The updated size thresholds for micro, small, medium, and large entities are as follows:
It is estimated that approximately 113,000 entities will shift from small to micro, around 14,000 from medium to small, and about 6,000 from large to medium. Companies able to move down a size category will be able to benefit from reduced financial reporting and auditing requirements. For example, organisations moving from medium to small will be exempt from the requirement to have a statutory audit of their annual accounts, while those moving to the micro category will no longer need to produce a Directors’ Report.
The increased thresholds apply to financial periods starting on or after 6 April 2025. However, companies can use the new thresholds for both the current and previous years in their first financial statements beginning after that date.
As the result of a request from ICAEW, HMRC has also confirmed that the changes to company size thresholds will also apply for the purposes of the off-payroll working rules.
Under the current off-payroll working rules, the client or end-user receiving services from a worker through an intermediary must determine the worker's employment status.

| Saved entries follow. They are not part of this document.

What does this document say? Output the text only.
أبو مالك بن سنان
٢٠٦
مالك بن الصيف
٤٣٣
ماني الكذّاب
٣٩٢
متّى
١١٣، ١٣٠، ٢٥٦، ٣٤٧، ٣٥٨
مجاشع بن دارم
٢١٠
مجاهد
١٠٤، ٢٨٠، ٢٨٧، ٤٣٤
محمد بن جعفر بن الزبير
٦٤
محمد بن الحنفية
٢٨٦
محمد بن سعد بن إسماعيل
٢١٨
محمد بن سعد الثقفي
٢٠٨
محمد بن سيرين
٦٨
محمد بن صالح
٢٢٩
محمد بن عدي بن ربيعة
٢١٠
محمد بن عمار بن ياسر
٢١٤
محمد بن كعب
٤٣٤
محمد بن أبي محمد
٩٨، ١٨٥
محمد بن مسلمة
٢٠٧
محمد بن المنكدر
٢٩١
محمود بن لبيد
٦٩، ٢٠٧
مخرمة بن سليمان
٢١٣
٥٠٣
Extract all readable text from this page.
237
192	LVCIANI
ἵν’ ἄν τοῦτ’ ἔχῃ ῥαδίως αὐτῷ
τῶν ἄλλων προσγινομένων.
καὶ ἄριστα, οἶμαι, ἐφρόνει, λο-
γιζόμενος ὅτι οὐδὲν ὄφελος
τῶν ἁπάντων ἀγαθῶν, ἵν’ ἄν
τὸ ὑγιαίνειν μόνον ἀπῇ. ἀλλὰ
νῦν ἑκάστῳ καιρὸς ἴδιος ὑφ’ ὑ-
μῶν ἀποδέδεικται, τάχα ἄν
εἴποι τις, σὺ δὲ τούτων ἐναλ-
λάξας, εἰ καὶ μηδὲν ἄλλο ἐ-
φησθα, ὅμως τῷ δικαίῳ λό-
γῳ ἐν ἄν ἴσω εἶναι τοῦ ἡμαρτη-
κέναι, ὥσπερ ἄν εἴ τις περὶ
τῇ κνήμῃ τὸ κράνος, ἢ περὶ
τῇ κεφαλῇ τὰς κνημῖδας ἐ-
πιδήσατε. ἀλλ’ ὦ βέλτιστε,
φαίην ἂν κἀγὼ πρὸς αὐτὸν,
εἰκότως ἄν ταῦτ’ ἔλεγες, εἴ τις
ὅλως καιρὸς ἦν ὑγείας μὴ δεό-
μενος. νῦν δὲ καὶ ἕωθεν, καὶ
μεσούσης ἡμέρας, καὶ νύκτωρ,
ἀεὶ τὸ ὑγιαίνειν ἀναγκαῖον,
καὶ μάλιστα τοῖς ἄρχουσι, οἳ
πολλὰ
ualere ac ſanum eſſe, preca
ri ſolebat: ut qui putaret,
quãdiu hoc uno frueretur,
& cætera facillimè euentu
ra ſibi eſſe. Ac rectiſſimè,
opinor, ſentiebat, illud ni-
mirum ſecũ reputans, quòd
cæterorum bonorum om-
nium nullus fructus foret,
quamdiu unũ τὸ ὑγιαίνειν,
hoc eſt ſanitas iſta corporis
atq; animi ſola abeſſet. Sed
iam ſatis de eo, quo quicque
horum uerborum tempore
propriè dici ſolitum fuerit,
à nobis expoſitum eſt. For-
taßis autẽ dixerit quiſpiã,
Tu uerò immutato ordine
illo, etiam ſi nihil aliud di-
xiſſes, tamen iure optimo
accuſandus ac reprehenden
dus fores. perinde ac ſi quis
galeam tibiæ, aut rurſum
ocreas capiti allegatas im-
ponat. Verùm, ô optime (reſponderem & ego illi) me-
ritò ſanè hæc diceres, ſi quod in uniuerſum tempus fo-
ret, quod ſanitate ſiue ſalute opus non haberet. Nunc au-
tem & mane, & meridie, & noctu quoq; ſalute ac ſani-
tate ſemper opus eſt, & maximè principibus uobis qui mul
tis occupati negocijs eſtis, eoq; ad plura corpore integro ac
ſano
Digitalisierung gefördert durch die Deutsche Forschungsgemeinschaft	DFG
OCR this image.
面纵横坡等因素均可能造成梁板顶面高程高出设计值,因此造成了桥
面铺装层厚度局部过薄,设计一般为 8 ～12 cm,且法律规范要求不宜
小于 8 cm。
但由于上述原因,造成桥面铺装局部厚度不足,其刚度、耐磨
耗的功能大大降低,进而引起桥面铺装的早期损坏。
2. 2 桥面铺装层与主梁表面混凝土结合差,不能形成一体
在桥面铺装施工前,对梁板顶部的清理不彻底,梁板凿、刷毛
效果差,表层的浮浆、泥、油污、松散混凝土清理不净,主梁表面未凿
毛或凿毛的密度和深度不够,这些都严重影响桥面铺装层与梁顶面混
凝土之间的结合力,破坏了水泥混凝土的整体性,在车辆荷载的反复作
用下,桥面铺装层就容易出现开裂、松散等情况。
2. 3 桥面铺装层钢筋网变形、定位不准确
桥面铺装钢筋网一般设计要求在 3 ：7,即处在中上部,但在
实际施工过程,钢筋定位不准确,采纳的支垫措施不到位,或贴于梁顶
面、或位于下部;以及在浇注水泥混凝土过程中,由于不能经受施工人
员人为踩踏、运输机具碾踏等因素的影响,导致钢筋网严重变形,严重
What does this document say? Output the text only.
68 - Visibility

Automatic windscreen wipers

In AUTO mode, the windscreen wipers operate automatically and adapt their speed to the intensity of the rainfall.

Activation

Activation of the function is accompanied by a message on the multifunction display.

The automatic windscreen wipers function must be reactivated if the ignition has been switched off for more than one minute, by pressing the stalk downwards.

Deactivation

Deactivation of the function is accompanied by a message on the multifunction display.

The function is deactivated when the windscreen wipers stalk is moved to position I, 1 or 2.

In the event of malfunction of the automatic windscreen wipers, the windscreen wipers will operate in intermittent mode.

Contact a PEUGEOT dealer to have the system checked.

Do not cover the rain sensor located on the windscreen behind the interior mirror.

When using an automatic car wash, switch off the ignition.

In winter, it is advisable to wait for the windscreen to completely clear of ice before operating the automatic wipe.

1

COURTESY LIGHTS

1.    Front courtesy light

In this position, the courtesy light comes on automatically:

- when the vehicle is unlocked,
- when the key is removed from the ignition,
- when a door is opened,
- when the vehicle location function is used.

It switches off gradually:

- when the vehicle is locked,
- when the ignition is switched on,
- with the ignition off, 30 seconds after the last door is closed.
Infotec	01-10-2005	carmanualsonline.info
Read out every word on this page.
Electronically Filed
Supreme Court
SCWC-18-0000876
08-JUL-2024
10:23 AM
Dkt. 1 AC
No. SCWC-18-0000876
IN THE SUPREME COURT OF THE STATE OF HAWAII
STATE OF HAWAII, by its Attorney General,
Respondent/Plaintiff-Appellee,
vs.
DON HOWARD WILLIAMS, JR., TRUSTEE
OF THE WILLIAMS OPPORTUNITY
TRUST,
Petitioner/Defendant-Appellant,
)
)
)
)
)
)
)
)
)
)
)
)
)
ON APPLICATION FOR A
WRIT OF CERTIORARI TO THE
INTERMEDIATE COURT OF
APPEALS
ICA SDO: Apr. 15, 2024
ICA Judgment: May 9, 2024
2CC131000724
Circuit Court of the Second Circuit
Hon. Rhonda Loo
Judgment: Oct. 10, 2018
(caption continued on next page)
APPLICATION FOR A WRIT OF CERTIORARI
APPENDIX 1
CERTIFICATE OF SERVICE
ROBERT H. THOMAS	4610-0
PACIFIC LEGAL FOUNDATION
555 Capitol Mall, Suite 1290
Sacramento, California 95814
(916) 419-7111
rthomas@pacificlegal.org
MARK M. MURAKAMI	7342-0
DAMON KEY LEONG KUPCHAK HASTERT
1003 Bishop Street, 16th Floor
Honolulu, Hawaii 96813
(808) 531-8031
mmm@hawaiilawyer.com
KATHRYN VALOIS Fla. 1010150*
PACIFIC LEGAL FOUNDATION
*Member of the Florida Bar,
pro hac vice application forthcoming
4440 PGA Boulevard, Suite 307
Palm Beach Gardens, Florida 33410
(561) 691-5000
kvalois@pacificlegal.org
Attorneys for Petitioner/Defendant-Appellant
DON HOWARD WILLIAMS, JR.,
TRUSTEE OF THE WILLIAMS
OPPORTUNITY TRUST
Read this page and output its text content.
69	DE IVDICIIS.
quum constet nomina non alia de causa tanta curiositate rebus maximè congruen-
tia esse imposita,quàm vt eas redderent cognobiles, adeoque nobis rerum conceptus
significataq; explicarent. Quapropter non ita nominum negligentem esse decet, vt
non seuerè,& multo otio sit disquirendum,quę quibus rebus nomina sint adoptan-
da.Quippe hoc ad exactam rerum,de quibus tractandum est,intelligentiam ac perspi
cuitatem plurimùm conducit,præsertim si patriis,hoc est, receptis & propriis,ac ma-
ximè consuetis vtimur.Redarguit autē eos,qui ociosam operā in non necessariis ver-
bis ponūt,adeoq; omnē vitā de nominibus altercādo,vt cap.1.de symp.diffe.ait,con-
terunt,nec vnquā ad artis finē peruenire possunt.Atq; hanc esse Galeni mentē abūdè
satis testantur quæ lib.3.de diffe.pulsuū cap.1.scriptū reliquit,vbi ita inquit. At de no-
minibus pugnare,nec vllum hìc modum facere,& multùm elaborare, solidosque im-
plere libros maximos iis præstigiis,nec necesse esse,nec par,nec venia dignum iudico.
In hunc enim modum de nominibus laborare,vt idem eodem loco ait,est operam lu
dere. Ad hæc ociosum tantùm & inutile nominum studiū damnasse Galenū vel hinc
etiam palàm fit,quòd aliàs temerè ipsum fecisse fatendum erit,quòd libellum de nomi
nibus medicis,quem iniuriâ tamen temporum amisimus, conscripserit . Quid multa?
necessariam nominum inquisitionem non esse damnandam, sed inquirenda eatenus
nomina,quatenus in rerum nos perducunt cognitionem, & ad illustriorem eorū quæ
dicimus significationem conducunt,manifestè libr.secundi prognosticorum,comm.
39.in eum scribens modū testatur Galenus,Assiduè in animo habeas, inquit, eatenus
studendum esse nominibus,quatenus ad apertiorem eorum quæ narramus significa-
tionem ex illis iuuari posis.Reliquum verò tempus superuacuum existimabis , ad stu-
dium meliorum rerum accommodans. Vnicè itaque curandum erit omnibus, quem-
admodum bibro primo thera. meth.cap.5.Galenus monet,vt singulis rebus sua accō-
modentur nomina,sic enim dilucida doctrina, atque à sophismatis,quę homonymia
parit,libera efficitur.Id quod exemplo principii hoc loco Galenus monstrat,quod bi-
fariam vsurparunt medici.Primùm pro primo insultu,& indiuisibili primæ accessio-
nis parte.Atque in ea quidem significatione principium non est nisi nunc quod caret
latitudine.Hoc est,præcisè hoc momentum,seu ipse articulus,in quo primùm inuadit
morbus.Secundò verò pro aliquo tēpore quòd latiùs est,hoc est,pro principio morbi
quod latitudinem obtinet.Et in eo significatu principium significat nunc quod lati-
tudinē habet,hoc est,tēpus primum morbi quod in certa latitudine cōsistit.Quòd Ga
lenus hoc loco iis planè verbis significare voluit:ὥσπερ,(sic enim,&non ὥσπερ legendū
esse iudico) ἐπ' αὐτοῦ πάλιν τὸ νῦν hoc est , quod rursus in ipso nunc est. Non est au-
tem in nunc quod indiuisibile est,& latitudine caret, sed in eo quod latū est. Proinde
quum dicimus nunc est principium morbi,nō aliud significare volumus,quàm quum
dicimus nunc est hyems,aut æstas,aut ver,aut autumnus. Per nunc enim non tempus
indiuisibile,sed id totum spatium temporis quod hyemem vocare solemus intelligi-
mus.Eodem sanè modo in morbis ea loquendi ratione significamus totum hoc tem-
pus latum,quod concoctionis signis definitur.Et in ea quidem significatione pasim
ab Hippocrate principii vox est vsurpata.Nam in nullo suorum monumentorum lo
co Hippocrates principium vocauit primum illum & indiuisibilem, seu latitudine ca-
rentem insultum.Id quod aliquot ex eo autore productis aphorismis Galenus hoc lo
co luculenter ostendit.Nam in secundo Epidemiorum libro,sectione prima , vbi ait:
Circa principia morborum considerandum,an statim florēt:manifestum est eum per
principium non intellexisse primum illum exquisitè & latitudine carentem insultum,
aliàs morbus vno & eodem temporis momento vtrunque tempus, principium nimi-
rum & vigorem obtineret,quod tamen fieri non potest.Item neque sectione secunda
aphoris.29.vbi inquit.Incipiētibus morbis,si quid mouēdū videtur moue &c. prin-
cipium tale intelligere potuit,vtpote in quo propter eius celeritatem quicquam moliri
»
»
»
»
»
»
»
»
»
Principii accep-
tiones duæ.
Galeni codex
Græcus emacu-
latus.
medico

If the client decides the worker is a deemed employee, they must operate PAYE and National Insurance contributions. These rules apply to businesses that are in the public sector, or private sector businesses classed as medium or large according to the criteria as set out in the Companies Act 2006. Those private sector companies classed as small do not need to consider the off payroll working rules, and any limited company contractors they engage must consider their own IR35 status as per the original Chapter 8 of the legislation.
Per the amendments to the Companies Act a private company or organisation will be considered ‘small’ if two out of the three following conditions are met:
• Turnover of not more than £15m (increased from £10.2m);
• Balance sheet total of not more than £7.5m (increased from £5.1m); and
• Monthly average number of employees – 50 (no change).
The result of this is that a number of businesses which would previously have been considered ‘medium-sized’ will now be re-categorised as ‘small’. This means that the responsibility for determining IR35 status will sit with the contractor’s PSC, rather than the client, under to Chapter 8 ITEPA.
For the purposes of the off-payroll working rules, company size is determined by reference to a company’s previous financial year end and applies from the next tax year after the filling period, from which point the off-payroll rules are applicable/or not for the duration of a tax year This therefore adds an additional timing complexity, with a delay between financial periods and actually being able to apply the criteria in a specific tax year.
So, whilst the company size threshold changes will apply to the Compancies Act from 1st April 2025 we are awating guidance from HMRC as to when the impact of this will be realised to those considering the off-payroll rules.